Monday, October 08, 2007

 

Somalian Malnutrition and Disease Up - Gov't Down

Week of 17-09-2007, United Nations emergency coordinator John Holmes said that conditions in Somalia had eclipsed those in Darfur and Chad as the most pressing African humanitarian crisis.

Malnutrition and disease are soaring here amid political insecurity and a string of natural disasters, including flooding and drought.

With many Western charities afraid to work in the dangerous country, the transitional government is struggling to cope, but lacks experience and money. Recently, aid groups complain, the government made the crisis worse by trying to tax incoming humanitarian assistance, setting up roadblocks that hindered food deliveries and even intimidating charities and the displaced by
accusing them of supporting "terrorists."

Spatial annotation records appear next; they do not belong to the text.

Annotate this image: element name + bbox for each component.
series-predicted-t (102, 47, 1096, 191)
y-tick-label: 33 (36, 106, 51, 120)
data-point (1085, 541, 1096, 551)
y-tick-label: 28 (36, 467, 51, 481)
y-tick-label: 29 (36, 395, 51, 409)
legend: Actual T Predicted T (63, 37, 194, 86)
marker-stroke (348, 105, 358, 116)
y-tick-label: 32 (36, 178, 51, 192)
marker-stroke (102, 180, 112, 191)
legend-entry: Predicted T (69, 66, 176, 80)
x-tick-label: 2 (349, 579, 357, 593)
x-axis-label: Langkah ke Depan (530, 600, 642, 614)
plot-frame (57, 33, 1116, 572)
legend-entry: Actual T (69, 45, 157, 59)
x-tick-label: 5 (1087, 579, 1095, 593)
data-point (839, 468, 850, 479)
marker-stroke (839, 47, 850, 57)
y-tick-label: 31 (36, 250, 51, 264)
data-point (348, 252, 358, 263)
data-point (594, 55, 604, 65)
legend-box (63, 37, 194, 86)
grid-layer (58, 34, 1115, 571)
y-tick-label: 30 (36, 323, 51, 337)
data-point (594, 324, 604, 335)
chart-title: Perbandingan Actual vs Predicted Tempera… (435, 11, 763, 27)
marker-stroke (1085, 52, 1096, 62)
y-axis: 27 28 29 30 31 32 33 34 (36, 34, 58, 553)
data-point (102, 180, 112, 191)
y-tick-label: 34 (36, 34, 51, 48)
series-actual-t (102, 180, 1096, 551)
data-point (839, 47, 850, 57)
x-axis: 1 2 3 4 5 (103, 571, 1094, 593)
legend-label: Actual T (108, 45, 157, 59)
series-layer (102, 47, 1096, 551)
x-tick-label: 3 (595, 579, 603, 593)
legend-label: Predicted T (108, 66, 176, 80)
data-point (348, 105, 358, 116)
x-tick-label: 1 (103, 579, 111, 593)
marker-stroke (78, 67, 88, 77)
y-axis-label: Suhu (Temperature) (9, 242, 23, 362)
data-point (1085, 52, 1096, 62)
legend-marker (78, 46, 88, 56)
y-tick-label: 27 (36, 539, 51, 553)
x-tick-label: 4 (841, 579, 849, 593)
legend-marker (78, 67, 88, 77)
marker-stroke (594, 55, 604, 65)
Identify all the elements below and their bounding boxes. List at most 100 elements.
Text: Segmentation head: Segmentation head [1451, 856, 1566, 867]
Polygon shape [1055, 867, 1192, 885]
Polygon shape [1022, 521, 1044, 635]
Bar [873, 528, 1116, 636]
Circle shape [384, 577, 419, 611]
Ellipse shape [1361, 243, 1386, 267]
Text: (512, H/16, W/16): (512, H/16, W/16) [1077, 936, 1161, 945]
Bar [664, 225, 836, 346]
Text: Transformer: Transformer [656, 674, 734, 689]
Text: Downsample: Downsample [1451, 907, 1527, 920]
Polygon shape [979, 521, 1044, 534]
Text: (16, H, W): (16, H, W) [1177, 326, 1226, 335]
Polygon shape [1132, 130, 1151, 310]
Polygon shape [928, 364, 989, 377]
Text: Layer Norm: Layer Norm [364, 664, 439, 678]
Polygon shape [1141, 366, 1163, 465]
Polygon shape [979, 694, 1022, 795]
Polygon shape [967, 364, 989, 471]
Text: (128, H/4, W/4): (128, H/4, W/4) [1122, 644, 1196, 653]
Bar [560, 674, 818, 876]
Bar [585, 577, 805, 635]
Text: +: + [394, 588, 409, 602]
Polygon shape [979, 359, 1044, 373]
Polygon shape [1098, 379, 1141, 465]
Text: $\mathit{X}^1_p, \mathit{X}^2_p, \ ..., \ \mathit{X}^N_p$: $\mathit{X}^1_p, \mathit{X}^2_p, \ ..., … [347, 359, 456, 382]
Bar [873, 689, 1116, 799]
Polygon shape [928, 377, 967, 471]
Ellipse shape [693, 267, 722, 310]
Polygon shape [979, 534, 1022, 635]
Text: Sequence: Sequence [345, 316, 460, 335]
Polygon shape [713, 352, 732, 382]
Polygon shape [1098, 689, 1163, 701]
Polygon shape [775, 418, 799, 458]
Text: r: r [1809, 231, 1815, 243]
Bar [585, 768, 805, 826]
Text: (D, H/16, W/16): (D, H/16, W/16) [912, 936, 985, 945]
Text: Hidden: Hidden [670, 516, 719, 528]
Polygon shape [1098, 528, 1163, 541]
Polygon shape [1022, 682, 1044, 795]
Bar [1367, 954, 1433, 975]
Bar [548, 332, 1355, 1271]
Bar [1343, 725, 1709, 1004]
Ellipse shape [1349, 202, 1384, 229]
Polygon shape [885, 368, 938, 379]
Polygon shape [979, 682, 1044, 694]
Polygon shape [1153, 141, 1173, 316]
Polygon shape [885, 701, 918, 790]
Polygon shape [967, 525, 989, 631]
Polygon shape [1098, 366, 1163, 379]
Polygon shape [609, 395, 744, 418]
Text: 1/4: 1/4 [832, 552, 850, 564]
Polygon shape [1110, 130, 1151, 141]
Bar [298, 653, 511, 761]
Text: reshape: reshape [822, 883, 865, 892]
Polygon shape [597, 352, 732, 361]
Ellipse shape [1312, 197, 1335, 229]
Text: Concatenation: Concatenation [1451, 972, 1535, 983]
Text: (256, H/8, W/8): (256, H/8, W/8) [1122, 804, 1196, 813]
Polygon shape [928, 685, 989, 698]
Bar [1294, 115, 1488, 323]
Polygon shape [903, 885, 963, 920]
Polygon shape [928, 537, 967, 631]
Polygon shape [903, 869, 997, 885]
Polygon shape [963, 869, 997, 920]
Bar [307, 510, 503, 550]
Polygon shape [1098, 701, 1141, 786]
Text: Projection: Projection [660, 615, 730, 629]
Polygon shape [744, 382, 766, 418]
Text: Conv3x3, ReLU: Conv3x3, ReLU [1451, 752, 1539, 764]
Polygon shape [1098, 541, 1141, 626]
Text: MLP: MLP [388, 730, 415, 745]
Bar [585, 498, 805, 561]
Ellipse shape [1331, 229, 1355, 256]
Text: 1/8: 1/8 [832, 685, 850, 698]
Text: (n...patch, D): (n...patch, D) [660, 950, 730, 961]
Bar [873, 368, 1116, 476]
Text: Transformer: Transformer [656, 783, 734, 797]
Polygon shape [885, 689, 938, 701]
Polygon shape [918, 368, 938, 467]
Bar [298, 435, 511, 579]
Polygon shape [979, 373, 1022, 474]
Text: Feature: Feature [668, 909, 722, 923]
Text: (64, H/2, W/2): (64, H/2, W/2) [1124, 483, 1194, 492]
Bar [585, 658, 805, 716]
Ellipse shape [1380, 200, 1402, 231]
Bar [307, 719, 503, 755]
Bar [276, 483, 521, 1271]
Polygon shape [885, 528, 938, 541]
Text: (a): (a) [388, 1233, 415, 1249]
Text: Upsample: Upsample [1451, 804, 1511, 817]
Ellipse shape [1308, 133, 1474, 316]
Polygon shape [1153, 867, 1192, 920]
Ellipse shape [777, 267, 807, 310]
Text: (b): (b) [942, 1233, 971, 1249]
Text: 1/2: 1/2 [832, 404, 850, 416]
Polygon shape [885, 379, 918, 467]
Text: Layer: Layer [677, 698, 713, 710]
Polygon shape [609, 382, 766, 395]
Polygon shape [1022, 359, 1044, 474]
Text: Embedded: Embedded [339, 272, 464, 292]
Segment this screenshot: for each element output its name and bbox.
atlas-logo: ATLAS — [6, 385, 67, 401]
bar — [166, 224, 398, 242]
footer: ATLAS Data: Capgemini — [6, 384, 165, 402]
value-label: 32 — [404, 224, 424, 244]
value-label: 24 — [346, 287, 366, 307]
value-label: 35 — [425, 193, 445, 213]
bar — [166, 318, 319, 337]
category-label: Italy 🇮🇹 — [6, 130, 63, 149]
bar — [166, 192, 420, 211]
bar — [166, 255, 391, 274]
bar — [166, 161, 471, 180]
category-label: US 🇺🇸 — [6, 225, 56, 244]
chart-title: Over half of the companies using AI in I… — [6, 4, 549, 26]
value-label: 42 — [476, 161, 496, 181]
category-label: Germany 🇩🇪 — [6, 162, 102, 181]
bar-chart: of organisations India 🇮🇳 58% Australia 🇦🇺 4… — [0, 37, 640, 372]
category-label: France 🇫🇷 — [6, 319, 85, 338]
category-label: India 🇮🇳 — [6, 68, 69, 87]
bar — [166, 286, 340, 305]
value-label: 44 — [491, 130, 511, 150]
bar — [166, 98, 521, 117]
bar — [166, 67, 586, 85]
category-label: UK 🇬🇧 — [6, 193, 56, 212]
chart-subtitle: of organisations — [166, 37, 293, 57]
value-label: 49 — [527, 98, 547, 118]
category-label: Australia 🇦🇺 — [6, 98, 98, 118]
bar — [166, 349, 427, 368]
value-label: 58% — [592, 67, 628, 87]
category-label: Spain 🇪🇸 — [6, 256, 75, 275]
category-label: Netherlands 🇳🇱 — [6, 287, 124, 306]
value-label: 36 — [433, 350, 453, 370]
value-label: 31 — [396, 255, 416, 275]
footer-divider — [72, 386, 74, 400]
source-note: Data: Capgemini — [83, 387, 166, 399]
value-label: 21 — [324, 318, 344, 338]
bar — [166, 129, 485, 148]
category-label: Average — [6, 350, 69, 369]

About 350,000 Somalis remain refugees from fighting this year in Mogadishu between government soldiers, supported by thousands of Ethiopian troops, and an insurgency consisting of anti-government clans and Islamist fighters. About 1.5 million people require humanitarian aid, an increase of 50% in recent months. Malnutrition rates are skyrocketing. About 17% of children in central and southern Somalia, or 83,000, are malnourished, according to UNICEF. Some 13,500 children, including Shukri, are so severely malnourished that they are at risk of starvation.


Edmund Sanders, Los Angeles Times



The wicked borroweth, and payeth not again: but the righteous sheweth mercy, and giveth.